Conhecedor da cidade, como a palma encardida de sua mão, e, dos hábitos e segredos das pessoas, como somente o Vigário Paroquial era detentor de tal privilégio, botou, na cabeça, repleta de cabelos revolucionários, todavia totalmente vazia de intelecto, que faria uma visita surpresa, de cortesia, à casa do Sr. Badoca, no intuito de diminuir significativamente, deste, a despesa mensal com ração e milho destinada aos seus galináceos, dos quais ele bondosamente gostaria de levar para passear certos espécimes, notadamente os mais pesados e vistosos. Só não contava que, naquela enluarada noite, o dono da residência voltaria mais cedo para o aconchego do lar, tendo em vista que a reunião costumeira das sextas-feiras, entre amigos, voltada para um charmoso – e dispendioso – jogo de pôquer não acontecera.
Eis que vemos o Baca, como era popularmente conhecido, a passos rápidos, subindo a Rua do Sol, no sentido Norte-Sul, assobiando, baixinho, satisfeito consigo próprio em não querer esticar pernas, como fazia regularmente, pelos bares e cabarés da praia, nas horas ermas da madrugada. Urgia, bem sabia ele, mesmo ciente de que Bandeira tinha razão quando dissera: “Se queres sentir a felicidade do amor, esquece completamente a tua alma”, uma reaproximação amorosa mais profunda, com a sua consorte, que ultimamente não escondia de ninguém o infortúnio de vida em que se metera ao casar-se com o nosso desventurado burguês, cuja cama macia, ela revelara pudicamente às amigas, que, por sua vez, propalaram aos quatro ventos a intimidade de alcova do distinto casal, ele não a esquentava mais com a devida regularidade, deixando-a naturalmente confrangida com aquela inquietante situação e despertando-lhe certos calores, que imediatamente esfriava-os no recato sincero de seu coração, escudada certamente nos sábios ensinamentos maternos que tivera na juventude.

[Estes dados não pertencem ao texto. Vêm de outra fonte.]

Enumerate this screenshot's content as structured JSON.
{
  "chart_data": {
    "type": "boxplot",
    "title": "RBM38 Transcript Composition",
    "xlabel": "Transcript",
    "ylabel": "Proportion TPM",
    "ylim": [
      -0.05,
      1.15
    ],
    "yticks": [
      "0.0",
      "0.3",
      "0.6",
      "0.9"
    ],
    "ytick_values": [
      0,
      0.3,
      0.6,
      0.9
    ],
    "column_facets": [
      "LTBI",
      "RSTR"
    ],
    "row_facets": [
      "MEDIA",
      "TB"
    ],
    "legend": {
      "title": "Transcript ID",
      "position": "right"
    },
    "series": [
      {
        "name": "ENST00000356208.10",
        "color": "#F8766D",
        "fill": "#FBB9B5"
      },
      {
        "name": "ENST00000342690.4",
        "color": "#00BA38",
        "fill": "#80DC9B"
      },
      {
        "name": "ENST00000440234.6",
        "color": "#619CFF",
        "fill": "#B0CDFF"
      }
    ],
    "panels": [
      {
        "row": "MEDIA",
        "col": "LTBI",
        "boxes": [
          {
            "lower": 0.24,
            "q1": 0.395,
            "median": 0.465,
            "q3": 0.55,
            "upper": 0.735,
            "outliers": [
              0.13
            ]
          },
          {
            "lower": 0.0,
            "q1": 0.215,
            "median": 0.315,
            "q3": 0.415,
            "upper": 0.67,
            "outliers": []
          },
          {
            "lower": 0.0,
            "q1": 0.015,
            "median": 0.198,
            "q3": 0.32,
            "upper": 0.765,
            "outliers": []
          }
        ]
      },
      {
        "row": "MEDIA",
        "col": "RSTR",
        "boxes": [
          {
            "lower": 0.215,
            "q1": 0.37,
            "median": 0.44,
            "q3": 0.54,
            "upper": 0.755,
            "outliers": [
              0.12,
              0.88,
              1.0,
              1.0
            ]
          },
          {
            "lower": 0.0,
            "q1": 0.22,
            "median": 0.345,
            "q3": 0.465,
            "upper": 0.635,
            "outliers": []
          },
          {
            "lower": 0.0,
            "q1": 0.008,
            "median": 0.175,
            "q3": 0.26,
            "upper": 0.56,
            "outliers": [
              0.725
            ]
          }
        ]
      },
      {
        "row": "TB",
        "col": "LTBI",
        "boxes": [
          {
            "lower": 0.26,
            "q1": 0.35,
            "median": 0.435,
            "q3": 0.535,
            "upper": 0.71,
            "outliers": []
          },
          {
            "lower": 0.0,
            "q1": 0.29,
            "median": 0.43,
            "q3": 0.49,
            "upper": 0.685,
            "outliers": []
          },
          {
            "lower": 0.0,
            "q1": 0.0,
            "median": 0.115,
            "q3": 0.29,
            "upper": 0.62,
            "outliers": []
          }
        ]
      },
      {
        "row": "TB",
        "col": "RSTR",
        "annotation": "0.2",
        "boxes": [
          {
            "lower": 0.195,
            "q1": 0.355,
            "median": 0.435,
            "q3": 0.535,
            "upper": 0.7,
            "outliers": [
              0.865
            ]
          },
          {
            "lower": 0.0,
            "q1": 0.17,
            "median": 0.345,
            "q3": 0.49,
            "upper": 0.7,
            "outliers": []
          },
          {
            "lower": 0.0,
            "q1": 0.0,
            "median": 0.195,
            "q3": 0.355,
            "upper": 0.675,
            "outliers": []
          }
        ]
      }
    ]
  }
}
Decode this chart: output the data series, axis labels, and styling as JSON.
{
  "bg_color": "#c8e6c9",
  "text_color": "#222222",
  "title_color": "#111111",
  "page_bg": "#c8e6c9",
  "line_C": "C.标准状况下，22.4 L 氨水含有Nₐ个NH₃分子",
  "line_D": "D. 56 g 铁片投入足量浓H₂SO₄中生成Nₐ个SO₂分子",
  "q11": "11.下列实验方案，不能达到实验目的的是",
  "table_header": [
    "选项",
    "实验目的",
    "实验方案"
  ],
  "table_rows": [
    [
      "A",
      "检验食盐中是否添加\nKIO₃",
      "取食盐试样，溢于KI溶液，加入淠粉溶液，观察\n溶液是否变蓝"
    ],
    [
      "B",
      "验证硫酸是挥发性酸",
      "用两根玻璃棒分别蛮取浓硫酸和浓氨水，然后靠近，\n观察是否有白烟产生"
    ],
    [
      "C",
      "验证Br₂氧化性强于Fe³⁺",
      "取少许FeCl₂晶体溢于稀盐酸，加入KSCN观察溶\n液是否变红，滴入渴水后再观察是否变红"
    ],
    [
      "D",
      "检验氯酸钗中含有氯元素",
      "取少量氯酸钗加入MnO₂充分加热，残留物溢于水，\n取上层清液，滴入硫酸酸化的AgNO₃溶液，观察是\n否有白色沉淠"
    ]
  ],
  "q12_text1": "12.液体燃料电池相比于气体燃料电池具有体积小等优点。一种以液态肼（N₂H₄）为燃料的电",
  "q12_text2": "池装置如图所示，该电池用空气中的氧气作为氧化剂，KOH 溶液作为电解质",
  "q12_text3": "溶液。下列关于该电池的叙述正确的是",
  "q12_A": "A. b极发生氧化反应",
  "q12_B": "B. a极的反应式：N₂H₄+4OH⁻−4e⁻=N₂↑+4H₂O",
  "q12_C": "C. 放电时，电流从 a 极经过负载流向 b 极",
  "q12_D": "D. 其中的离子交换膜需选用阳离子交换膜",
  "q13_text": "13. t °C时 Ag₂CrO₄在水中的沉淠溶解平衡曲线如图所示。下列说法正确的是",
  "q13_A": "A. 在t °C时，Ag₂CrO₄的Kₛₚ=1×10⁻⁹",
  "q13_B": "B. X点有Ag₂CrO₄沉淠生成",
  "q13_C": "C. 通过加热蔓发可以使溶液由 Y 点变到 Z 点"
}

Ao aproximar-se do lar, para a desgraça do larápio, o bon vivant logo notou, vindo do amplo quintal, uma babel de mil corococós que as pedreses erguiam singularmente às estrelas, ao se depararem com as mãos calosas e ágeis do Zé Capote, que, sem cerimônia alguma, pegava-as a esmo, apalpando-as, pobrezinhas, inclusive pelos países baixos, e, de pronto, já lhes torcia o pescoço, sem nenhum remorso, poupando-lhes misericordiosamente tanto estardalhaço e desnecessária barulheira infernal.
Entrando por uma porta lateral do oitão, o Sr. Badoca, munido de uma longilínea vara de jucá, perfeita para determinadas ocasiões, deparou-se de chofre com o indesejável visitante, ajeitando, ao ombro, tranquilamente, o produto do roubo. Com a adrenalina a circular voluptuosamente na corrente sanguínea, ele arremeteu feito um feroz felino contra o invasor.
Temperado no azeite e na casca do alho de outras situações desagradáveis e deveras perigosas, similares àquela, o Zé Capote quando viu que a “parada” dera com os burros na água, largou, proferindo alto cabeludos palavrões, desses que jamais ousamos falar no dia a dia, tudo que almejava amealhar do distinto casarão, e, para desgraça sua, tentou desastradamente escalar o muro alto circundante – e escafeder-se, de vez, daquele lugar, antes que acontecesse o pior. Não adiantou! Correndo como um corisco no céu do sertão à época da invernia, o Sr. Badoca alcançou-o ainda com uma banda do corpo que teimara absurdamente a não querer ir para a liberdade da rua, dando-lhe uma tremenda traulitada, pelo meio dos lombos, desconjuntando-o todo.
Urrando de dor, o ladrão, sabe-se lá como, conseguiu milagrosamente safar-se dali, depois de apanhar mais um pouco para deixar as coisas alheias em paz, – e sumiu claudicante rumo ao Campo da Aviação onde miseravelmente morava.
Durante semanas, as galinhas e os perus da região tiveram um merecido descanso, e o Zé Capote, coitado, de molho por conta das fortes bordoadas que sofrera, pelo corpo franzino, teve que voltar, diariamente, debalde os seus lastimosos senões, a contragosto mesmo, ao supliciante e rejuvenescedor caldo de cangulo.